What is the difference between a broadcast join and a map-side join in Spark

Apache Spark provides various types of joins to combine data from two or more data sources. Two commonly used joins are broadcast join and map-side join. Both are used to improve the performance of join operations in Spark. However, there are some differences between these two types of joins.

In this blog, we will discuss the difference between a broadcast join and a map-side join in Spark.

Broadcast Join

A broadcast join is used when one table is significantly smaller than the other table. In a broadcast join, the smaller table is broadcasted to all the worker nodes, which then perform the join operation with the larger table. This ensures that each worker node has all the data it needs to perform the join operation, and reduces the amount of data that needs to be shuffled across the network.

Broadcast join is ideal when the size of the smaller table is less than the memory available on each worker node. This is because, if the size of the smaller table is larger than the available memory, it can cause out-of-memory errors on the worker nodes.

In Spark, we can perform a broadcast join by using the broadcast() function to broadcast a DataFrame or a Dataset. The broadcast() function converts the DataFrame or Dataset into a Broadcast variable, which is then sent to all the worker nodes. Here is an example of how to perform a broadcast join in Spark SQL:

import org.apache.spark.sql.functions.broadcast 
        
val df1 = spark.read.format("csv").load("table1.csv") 
val df2 = spark.read.format("csv").load("table2.csv") 

val smallTable = df1.filter("column1 = 'value'") 
val broadcastTable = broadcast(smallTable) 

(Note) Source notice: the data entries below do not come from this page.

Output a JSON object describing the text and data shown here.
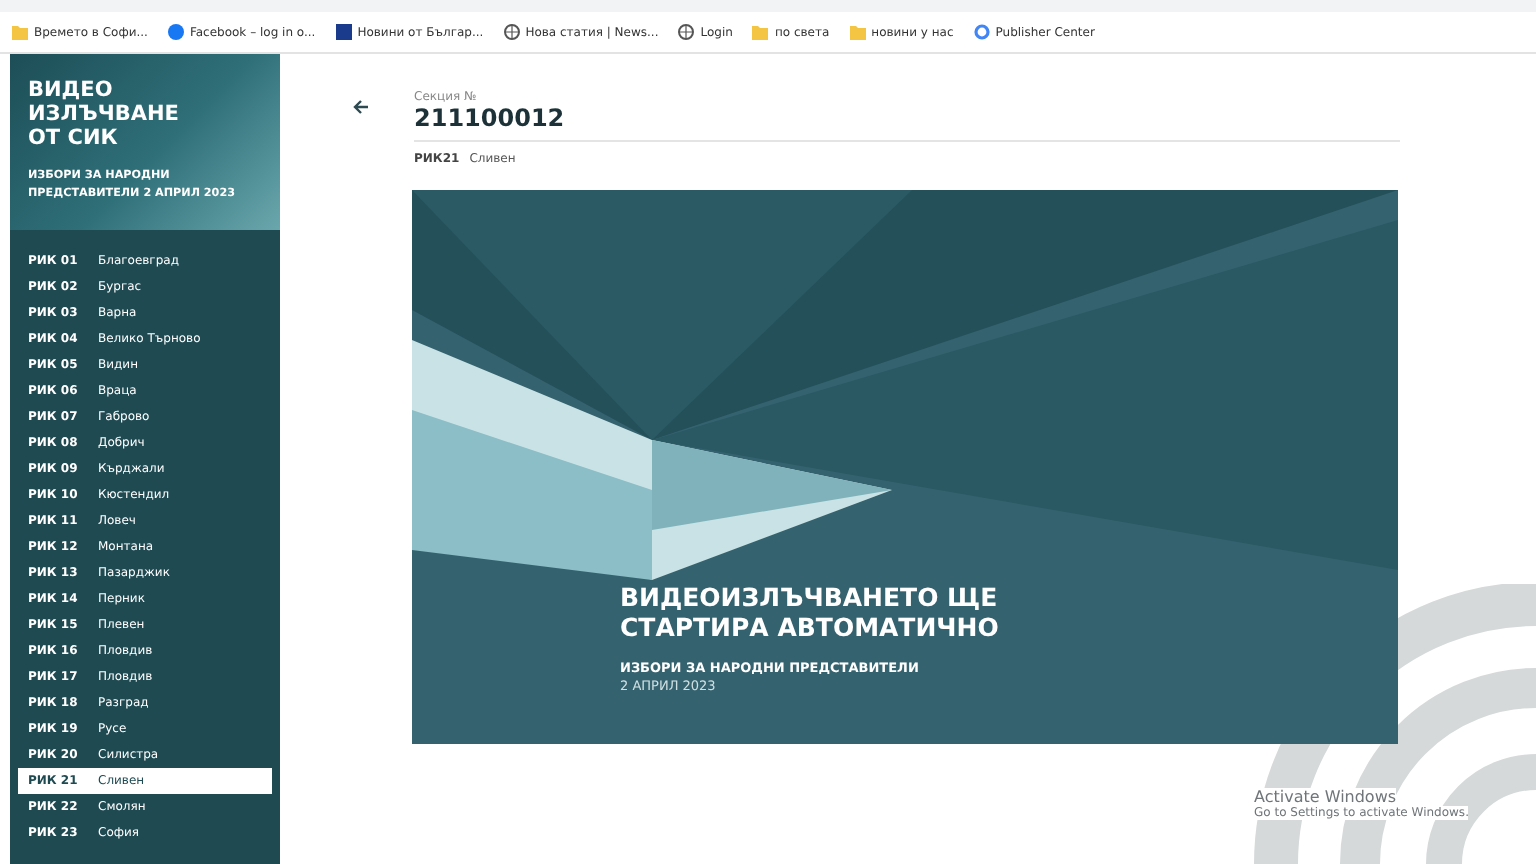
{
  "bookmarks": [
    {
      "label": "Времето в Софи...",
      "kind": "folder"
    },
    {
      "label": "Facebook – log in o...",
      "kind": "social"
    },
    {
      "label": "Новини от Българ...",
      "kind": "square"
    },
    {
      "label": "Нова статия | News...",
      "kind": "globe"
    },
    {
      "label": "Login",
      "kind": "globe"
    },
    {
      "label": "по света",
      "kind": "folder"
    },
    {
      "label": "новини у нас",
      "kind": "folder"
    },
    {
      "label": "Publisher Center",
      "kind": "g"
    }
  ],
  "sidebar": {
    "title": "ВИДЕО ИЗЛЪЧВАНЕ ОТ СИК",
    "subtitle": "ИЗБОРИ ЗА НАРОДНИ ПРЕДСТАВИТЕЛИ 2 АПРИЛ 2023",
    "items": [
      {
        "code": "РИК 01",
        "name": "Благоевград",
        "selected": false
      },
      {
        "code": "РИК 02",
        "name": "Бургас",
        "selected": false
      },
      {
        "code": "РИК 03",
        "name": "Варна",
        "selected": false
      },
      {
        "code": "РИК 04",
        "name": "Велико Търново",
        "selected": false
      },
      {
        "code": "РИК 05",
        "name": "Видин",
        "selected": false
      },
      {
        "code": "РИК 06",
        "name": "Враца",
        "selected": false
      },
      {
        "code": "РИК 07",
        "name": "Габрово",
        "selected": false
      },
      {
        "code": "РИК 08",
        "name": "Добрич",
        "selected": false
      },
      {
        "code": "РИК 09",
        "name": "Кърджали",
        "selected": false
      },
      {
        "code": "РИК 10",
        "name": "Кюстендил",
        "selected": false
      },
      {
        "code": "РИК 11",
        "name": "Ловеч",
        "selected": false
      },
      {
        "code": "РИК 12",
        "name": "Монтана",
        "selected": false
      },
      {
        "code": "РИК 13",
        "name": "Пазарджик",
        "selected": false
      },
      {
        "code": "РИК 14",
        "name": "Перник",
        "selected": false
      },
      {
        "code": "РИК 15",
        "name": "Плевен",
        "selected": false
      },
      {
        "code": "РИК 16",
        "name": "Пловдив",
        "selected": false
      },
      {
        "code": "РИК 17",
        "name": "Пловдив",
        "selected": false
      },
      {
        "code": "РИК 18",
        "name": "Разград",
        "selected": false
      },
      {
        "code": "РИК 19",
        "name": "Русе",
        "selected": false
      },
      {
        "code": "РИК 20",
        "name": "Силистра",
        "selected": false
      },
      {
        "code": "РИК 21",
        "name": "Сливен",
        "selected": true
      },
      {
        "code": "РИК 22",
        "name": "Смолян",
        "selected": false
      },
      {
        "code": "РИК 23",
        "name": "София",
        "selected": false
      }
    ]
  },
  "section": {
    "label": "Секция №",
    "number": "211100012",
    "rik": "РИК21",
    "city": "Сливен"
  },
  "video": {
    "headline": "ВИДЕОИЗЛЪЧВАНЕТО ЩЕ СТАРТИРА АВТОМАТИЧНО",
    "subtitle": "ИЗБОРИ ЗА НАРОДНИ ПРЕДСТАВИТЕЛИ",
    "date": "2 АПРИЛ 2023"
  },
  "activation": {
    "title": "Activate Windows",
    "text": "Go to Settings to activate Windows."
  }
}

val joinedDF = df2.join(broadcastTable, "join_column") 

In this example, df1 and df2 are two DataFrames that we want to join. We first create a new DataFrame smallTable by filtering df1 to only include the rows where column1 equals a certain value. We then broadcast this smaller DataFrame using the broadcast() function, and join it with df2 using the join() function.

Map-Side Join

A map-side join is used when both tables being joined are too large to be broadcasted to all worker nodes. In a map-side join, Spark divides the data in both tables into multiple partitions and then sends each partition to a different worker node. Each worker node then performs the join operation on its partition of the data. Finally, Spark merges the results from all worker nodes to create the final result.

Map-side join can be more efficient than shuffle join in some cases as it avoids the data shuffling across the network. However, map-side join is only possible when the join condition satisfies certain requirements. Specifically, the join condition must be an equijoin, which means that it can only involve equality operators.

In Spark, we can perform a map-side join by using the repartition() function to partition the DataFrames or Datasets that we want to join. Here is an example of how to perform a map-side join in Spark SQL:

val df1 = spark.read.format("csv").load("table1.csv") 
val df2 = spark.read.format("csv").load("table2.csv") 

val repartitionedDF1 = df1.repartition(100, "join_column") 
val repartitionedDF2 = df2.repartition(100, "join_column") 

val joinedDF = repartitionedDF1.join(repartitionedDF2, "join_column") 

In this example, df1 and df2 are two DataFrames that we want to join. We first use the repartition() function to partition both Dataframe

Difference between broadcast join and map-side join

The main difference between broadcast join and map-side join is how they handle data shuffling across the network. In a broadcast join, the smaller table is broadcast to all the worker nodes, and the join is performed locally on each node. This means that there is no data shuffling across the network.

In a map-side join, both tables are partitioned based on the join key, and the join operation is performed locally on each node. This means that there is some data shuffling across the network, but it is much less than other types of join operations.

Broadcast join is suitable when one of the tables involved in the join is small enough to fit in memory. Map-side join is suitable when both tables involved in the join are large.

When to use broadcast join and map-side join

Broadcast join is useful when one of the tables involved in the join is small enough to fit in memory. It can be used in scenarios where one table is a dimension table, and the other table is a fact table. The dimension table is small enough to fit in memory, while the fact table is large.

Map-side join is useful when both tables involved in the join are large. It is suitable for scenarios where the tables have been pre-partitioned based on the join key.